- The Washington Times - Sunday, November 8, 2009

A college basketball official’s job in sorting out bumping and clashing in the paint requires a keen eye and the ability to make a split-second decision.

This season, another skill is necessary: a vivid imagination.

Among the tweaks to the game this season is an adjustment to the block/charge rule similar to the NBA. No charges can be called when a defender is stationed in an 18-inch-by-24-inch box underneath the basket.

One problem: Unlike the NBA, there will be no on-court lines to denote the area.

“The block/charge rule is something that will be a real challenge for the imaginations of officials,” George Mason coach Jim Larranaga said. “OK, let me see. Was he inside that rectangle or not? You can’t go to the monitor. You can’t see it on the court. You just have to have guys who can visualize very well. I’m going to recommend that we send them to visualization classes.”

That, of course, wasn’t the point of the rule to begin with. And it will have a different impact than in the NBA, where man-to-man defenses predominate and the lane is often clear for a drive to the basket.

Not so in college, where zones are popular and some teams have pinned some of their success on an ability to earn a well-timed charge call.

“We want to stop the wrecks, the crashes, the bodies on the floor in and around the basket,” said Reggie Greenwood, the Patriot League’s coordinator of officials. “That’s the main focal point. When they tried to go with the rule like the NBA, they found it a little bit difficult to implement because the NBA game is slightly different. So what we’re trying to avoid is having players standing under the basket as a secondary defender to try to take a charge or block and not play defense.”

It sounds like a sensible idea. But it also places an official in a bind. After all, how is a referee supposed to keep an eye on the ballhandler and attempt to monitor where a defender’s feet are planted when contact is made?

That will require a little help from a second official. Yet even that doesn’t account for the problem of consistent interpretation of the rule, because one man’s invisible box is different from another’s.

“Imaginary,” Miami coach Frank Haith said wryly. “Tough, tough rule. The problem is the judgment of where the box is. It could be here for some people. It could be here for some people. So it’s going to be a difficult thing to officiate. We’ll see how it goes. I think eventually we will get to putting something in the lane.”

That won’t be the case this season, because the rule tweak wasn’t accompanied with the paint to help an official.

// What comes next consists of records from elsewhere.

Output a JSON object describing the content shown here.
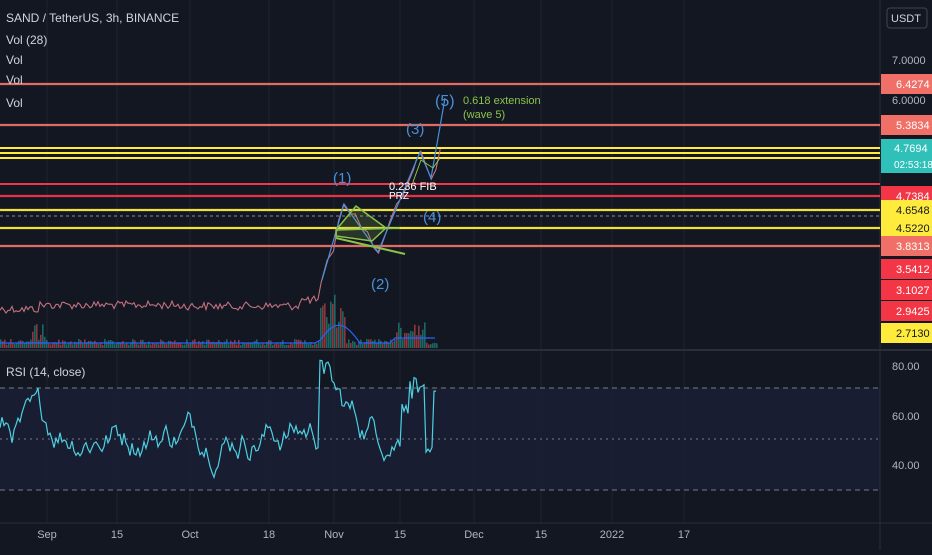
{
  "header": {
    "title": "SAND / TetherUS, 3h, BINANCE"
  },
  "indicators": [
    "Vol (28)",
    "Vol",
    "Vol",
    "Vol"
  ],
  "currency": "USDT",
  "rsi_label": "RSI (14, close)",
  "countdown": "02:53:18",
  "colors": {
    "bg": "#131722",
    "red": "#f23645",
    "salmon": "#f07067",
    "yellow": "#ffeb3b",
    "teal": "#26a69a",
    "price": "#2fc1b9",
    "blue": "#5b9bd5",
    "rsi": "#4dd0e1",
    "green": "#8bc34a"
  },
  "chart_data": [
    {
      "type": "line",
      "title": "SAND / TetherUS, 3h, BINANCE",
      "y_scale": "log",
      "ylim": [
        2.35,
        8.2
      ],
      "price_ticks": [
        "7.0000",
        "6.0000"
      ],
      "x_ticks": [
        "Sep",
        "15",
        "Oct",
        "18",
        "Nov",
        "15",
        "Dec",
        "15",
        "2022",
        "17"
      ],
      "current_price": "4.7694",
      "levels": [
        {
          "label": "6.4274",
          "value": 6.4274,
          "color": "#f07067"
        },
        {
          "label": "5.3834",
          "value": 5.3834,
          "color": "#f07067"
        },
        {
          "label": "4.7384",
          "value": 4.7384,
          "color": "#f23645"
        },
        {
          "label": "4.6548",
          "value": 4.6548,
          "color": "#ffeb3b"
        },
        {
          "label": "4.5220",
          "value": 4.522,
          "color": "#ffeb3b"
        },
        {
          "label": "3.8313",
          "value": 3.8313,
          "color": "#f07067"
        },
        {
          "label": "3.5412",
          "value": 3.5412,
          "color": "#f23645"
        },
        {
          "label": "3.1027",
          "value": 3.1027,
          "color": "#f23645"
        },
        {
          "label": "2.9425",
          "value": 2.9425,
          "color": "#f23645"
        },
        {
          "label": "2.7130",
          "value": 2.713,
          "color": "#ffeb3b"
        }
      ],
      "waves": [
        "(1)",
        "(2)",
        "(3)",
        "(4)",
        "(5)"
      ],
      "annotations": [
        "0.618 extension",
        "(wave 5)",
        "0.236 FIB",
        "PRZ"
      ]
    },
    {
      "type": "line",
      "title": "RSI (14, close)",
      "ylim": [
        20,
        90
      ],
      "y_ticks": [
        "80.00",
        "60.00",
        "40.00"
      ]
    }
  ]
}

Larranaga jokingly asked if it were possible to slap a logo or advertisement to assist refs in what isn’t an easy situation to be placed in.

Some coaches believe the adjustments simply will lead to more no-calls because those will draw fewer complaints than actually whistling a block.

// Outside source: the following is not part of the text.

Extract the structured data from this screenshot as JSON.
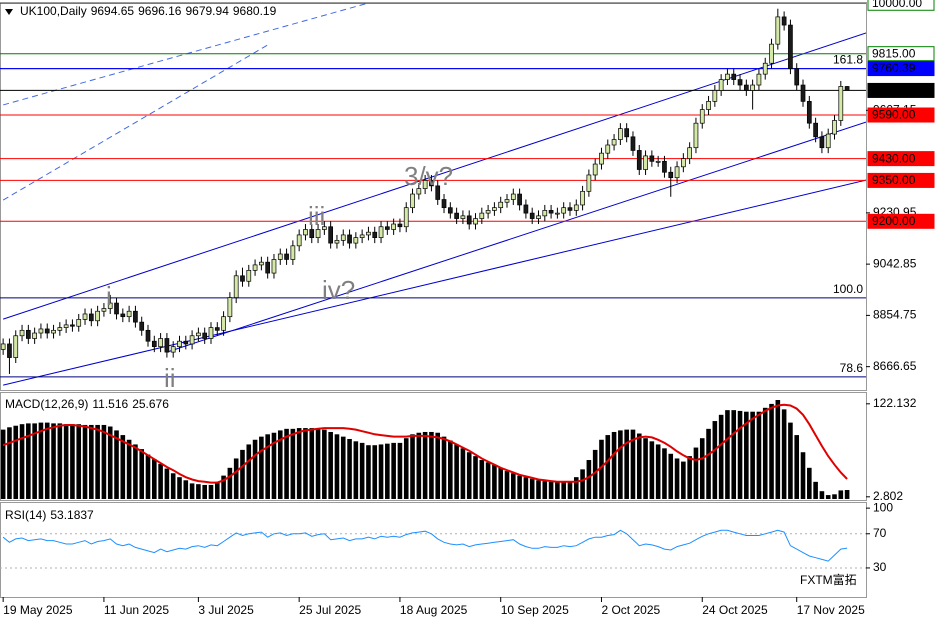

“It’s going to be interesting,” Drexel coach Bruiser Flint said. “There’s going to be a lot of bodies falling down with no whistles because in the end the referee is going to say, ‘Look, I don’t know what the call is, so I’m not going to call anything.’ So I just hope a lot of guys don’t get hurt.”

There certainly would be less incentive to take a hit if there were no charge call coming. But to traditionalists, the discussion of the invisible area beneath the basket seems a little needless given the history of the rule book.

“You’re not supposed to take a charge underneath the basket,” Virginia Tech coach Seth Greenberg said. “If a guy’s underneath the basket [and makes contact], obviously, the guy’s released the ball. So it’s not like this is a revelation where they woke up one morning and said, ‘We’re going to have an imaginary circle under the rim.’ It’s been there forever. How can you shoot the basketball being underneath the basket?”

That, of course, is difficult. But so will be the ability to call things efficiently, especially as teams try to find ways to maintain their usual style of play and officials attempt to follow the rules dutifully while not needlessly injecting themselves into the flow of play.

But with no on-court lines, a lot could be left to the imagination.

“It’ll be a joke,” Duke coach Mike Krzyzewski said, “because it’ll become a joke.”